Jin-pung hurries over and takes them to the hospital. The doctor recommends keeping Mari overnight, and sends the two home to gather the girl’s clothes and belongings. On top of her concern for Mari’s health, Su-jin feels guilty for being a bad caregiver, and Jin-pung tries to assure her that it’s not her fault. She cries that the children have no mother, and she’s not sure she’s up to the task of raising them.
Dae-pung awakens in the middle of the night and sees that Su-jin had called — but in her hurry, she rushed out of the house without her phone. He walks over to her house, concerned… and sees his brother comforting her.
I feel bad for leaving Mi-pung’s story out of the recaps proper, but his storyline tends to be pretty separate from the others. He is a half-generation younger than the main cast, and he has his own issues going on, but it’s too bad he’s not more integrated with the others. (For instance, I liked seeing the interactions earlier in the drama when Bok-shil helped him with baby Hana.)

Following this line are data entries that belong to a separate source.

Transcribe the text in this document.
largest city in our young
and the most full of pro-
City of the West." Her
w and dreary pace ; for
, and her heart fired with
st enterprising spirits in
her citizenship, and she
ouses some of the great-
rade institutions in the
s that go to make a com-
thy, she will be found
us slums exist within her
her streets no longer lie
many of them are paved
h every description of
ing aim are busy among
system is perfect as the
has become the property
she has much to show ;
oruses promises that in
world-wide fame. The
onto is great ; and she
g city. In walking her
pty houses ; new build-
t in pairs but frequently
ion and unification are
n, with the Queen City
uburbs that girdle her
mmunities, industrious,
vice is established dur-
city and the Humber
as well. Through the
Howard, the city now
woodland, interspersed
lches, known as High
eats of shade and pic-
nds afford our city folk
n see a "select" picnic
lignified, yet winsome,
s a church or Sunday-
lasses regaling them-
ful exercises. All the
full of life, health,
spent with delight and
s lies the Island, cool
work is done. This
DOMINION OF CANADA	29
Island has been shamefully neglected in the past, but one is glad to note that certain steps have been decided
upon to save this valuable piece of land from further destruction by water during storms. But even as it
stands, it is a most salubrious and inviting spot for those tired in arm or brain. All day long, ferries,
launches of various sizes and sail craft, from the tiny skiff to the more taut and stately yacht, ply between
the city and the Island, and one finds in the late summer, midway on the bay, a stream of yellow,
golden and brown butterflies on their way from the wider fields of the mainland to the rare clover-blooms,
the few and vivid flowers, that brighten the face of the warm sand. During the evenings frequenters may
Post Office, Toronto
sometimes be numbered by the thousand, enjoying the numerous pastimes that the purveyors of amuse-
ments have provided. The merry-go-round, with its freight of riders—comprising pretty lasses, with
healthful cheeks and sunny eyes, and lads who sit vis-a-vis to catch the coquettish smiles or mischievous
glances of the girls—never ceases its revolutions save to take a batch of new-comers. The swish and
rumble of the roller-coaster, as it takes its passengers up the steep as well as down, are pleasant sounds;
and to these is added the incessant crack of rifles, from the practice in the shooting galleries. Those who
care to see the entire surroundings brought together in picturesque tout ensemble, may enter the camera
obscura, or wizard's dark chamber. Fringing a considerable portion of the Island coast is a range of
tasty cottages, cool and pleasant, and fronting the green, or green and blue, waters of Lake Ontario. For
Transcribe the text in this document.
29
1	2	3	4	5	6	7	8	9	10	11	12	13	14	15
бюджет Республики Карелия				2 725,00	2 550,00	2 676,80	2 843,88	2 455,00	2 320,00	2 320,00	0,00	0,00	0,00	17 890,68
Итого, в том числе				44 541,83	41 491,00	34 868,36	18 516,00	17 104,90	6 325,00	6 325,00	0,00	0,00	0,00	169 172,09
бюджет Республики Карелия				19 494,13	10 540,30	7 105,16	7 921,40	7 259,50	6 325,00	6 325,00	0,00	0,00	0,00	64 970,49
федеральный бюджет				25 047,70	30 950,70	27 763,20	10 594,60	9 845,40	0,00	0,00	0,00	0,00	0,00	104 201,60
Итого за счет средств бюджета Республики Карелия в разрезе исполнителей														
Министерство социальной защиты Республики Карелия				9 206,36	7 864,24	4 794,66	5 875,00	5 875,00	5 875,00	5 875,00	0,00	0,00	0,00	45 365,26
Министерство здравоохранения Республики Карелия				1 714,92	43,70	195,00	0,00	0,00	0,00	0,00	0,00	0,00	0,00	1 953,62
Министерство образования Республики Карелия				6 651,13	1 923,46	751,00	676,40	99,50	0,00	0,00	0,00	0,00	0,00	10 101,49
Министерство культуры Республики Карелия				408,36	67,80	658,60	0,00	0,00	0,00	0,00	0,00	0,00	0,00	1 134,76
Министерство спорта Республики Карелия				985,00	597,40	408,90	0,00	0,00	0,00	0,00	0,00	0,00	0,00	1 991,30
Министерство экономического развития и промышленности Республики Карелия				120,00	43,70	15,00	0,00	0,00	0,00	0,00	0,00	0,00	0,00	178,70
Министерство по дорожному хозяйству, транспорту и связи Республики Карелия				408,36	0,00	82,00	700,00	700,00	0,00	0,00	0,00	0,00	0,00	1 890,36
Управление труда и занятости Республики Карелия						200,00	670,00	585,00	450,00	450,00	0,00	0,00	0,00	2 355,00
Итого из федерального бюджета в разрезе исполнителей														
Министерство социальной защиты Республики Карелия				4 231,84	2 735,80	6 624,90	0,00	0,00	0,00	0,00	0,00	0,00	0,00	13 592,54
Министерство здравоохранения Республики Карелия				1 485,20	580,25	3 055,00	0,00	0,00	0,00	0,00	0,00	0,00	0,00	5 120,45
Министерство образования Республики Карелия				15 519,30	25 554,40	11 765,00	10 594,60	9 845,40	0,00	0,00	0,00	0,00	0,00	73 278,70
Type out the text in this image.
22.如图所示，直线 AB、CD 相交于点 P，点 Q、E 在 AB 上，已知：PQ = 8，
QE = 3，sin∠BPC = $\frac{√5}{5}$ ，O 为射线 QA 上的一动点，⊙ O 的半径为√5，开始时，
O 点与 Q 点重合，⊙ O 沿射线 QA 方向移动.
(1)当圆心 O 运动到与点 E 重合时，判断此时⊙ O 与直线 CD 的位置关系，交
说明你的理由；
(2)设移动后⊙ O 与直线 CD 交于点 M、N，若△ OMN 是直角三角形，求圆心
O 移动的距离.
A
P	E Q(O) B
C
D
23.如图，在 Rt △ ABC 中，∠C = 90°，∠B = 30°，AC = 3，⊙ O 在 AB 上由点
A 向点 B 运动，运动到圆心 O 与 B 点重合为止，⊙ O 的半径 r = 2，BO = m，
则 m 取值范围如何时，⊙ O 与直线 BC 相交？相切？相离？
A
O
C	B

To summarize Mi-pung’s story: Su-hee is currently living with the Song family, at the insistence of the adults who tell her that she cannot move the baby until she’s recovered from her illness. Su-hee hates feeling dependent and would prefer to go out on her own. However, I think she’s probably lacked a firm parental force in her life, so the more she gets used to the discipline in the house, she takes to it. Still, she hasn’t completely gotten rid of her bad habits, and Mi-pung blows up at her when he finds empty soju bottles and tells her she can’t drink around the baby. As the days go by, however, he finds that she’s becoming more attentive to the baby and better in her care.
Slowly, Su-hee is changing from a rebellious teenager to a responsible mother, and I think her maturation shows that sometimes if you give people low expectations, they’ll never move past them — but when you expect more from them, sometimes you can motivate them to expect more of themselves.